Re Mida al contrario oggi, quando forse starà ruminando per un posto all’Isola dei Famosi, o al massimo a Music Farm, Re Mida autentico 20 anni fa: prima che Michael Jackson si autoproclamasse re del pop, diciamo che anche il Phil non se la cavava malaccio. Fertile come femmina di zanzara, deponeva centinaia di uova che si schiudevano diventando immediatamente successi mondiali. Fosse con i Genesis, fosse da solo, fossero collaborazioni, fossero colonne sonore, ci si perdeva il conto, e sorprendeva come quell’inquietante batterista progressive potesse produrre così tanta roba, commerciale ma senza far storcere il naso ai puristi della prima ora. Avevamo appena finito di godere di “Hello I must be going” che subito uscì “Genesis”, seguito immediatamente dalla colonna sonora di “Against all odds”, e in un attimo uscì “No jacket required”. Conigliera di successi, dove forse i fiati avevano preso il posto delle batterie massacrate dai lavori precedenti, e dove Phil poteva addirittura permettersi di lasciar fuori la squassante “Easy lover”, singolo in coppia con Philip Bailey.
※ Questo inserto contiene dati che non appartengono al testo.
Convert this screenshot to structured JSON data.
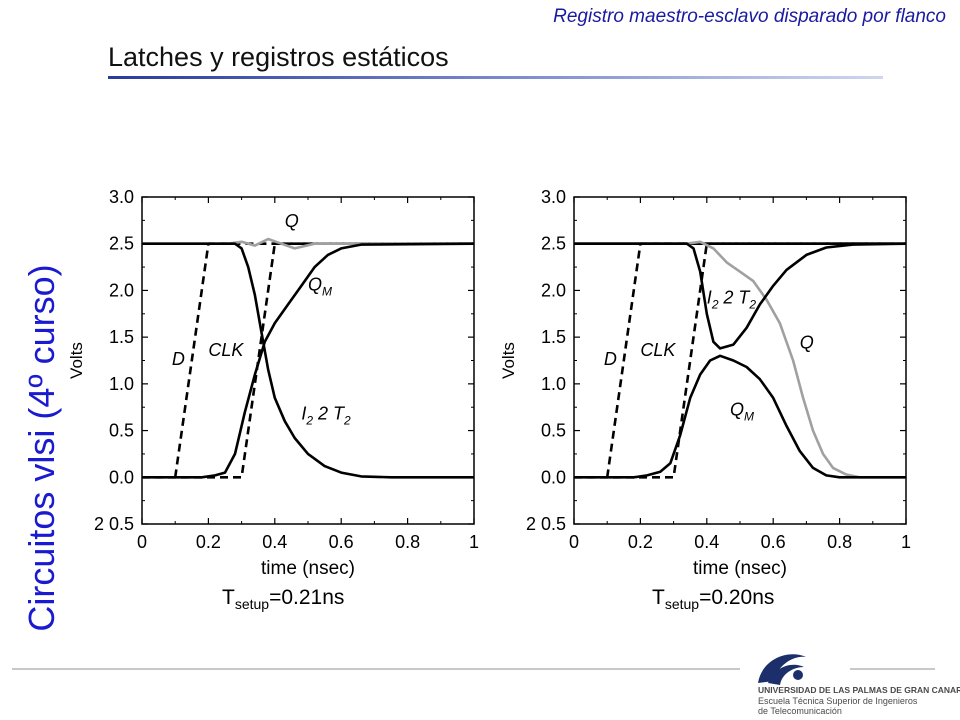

Ma tra il pompaggio di “Sussudio”, parola di cui nemmeno lui conosceva il significato al lento “One more night”, l’allegria di “Don’t lose my number”, varie ed eventuali, ci stava dentro eccome. Poteva permettersi di suonare al Live Aid da entrambe le parti dell’oceano, girare video sempre pizzicati dall’ironia e mandare in testa alle classifiche una sua produzione di “No one is to blame” by Howard Jones, non prima di essere tornato con i fratellini Genesis per incidere “Invisible touch”. Lo avessero mandato a Sanremo in coppia con Cionfoli, forse avrebbe vinto anche lì. Cosa sia successo poi, non si sa. Troppo soft, troppo addolcito, magari persosi nelle melodie zuccherose dopo lo split up dei Genesis. Dopo aver dominato il Live Aid, lo vedremo andare in sfida con DJ Francesco? (Enrico Faggiano)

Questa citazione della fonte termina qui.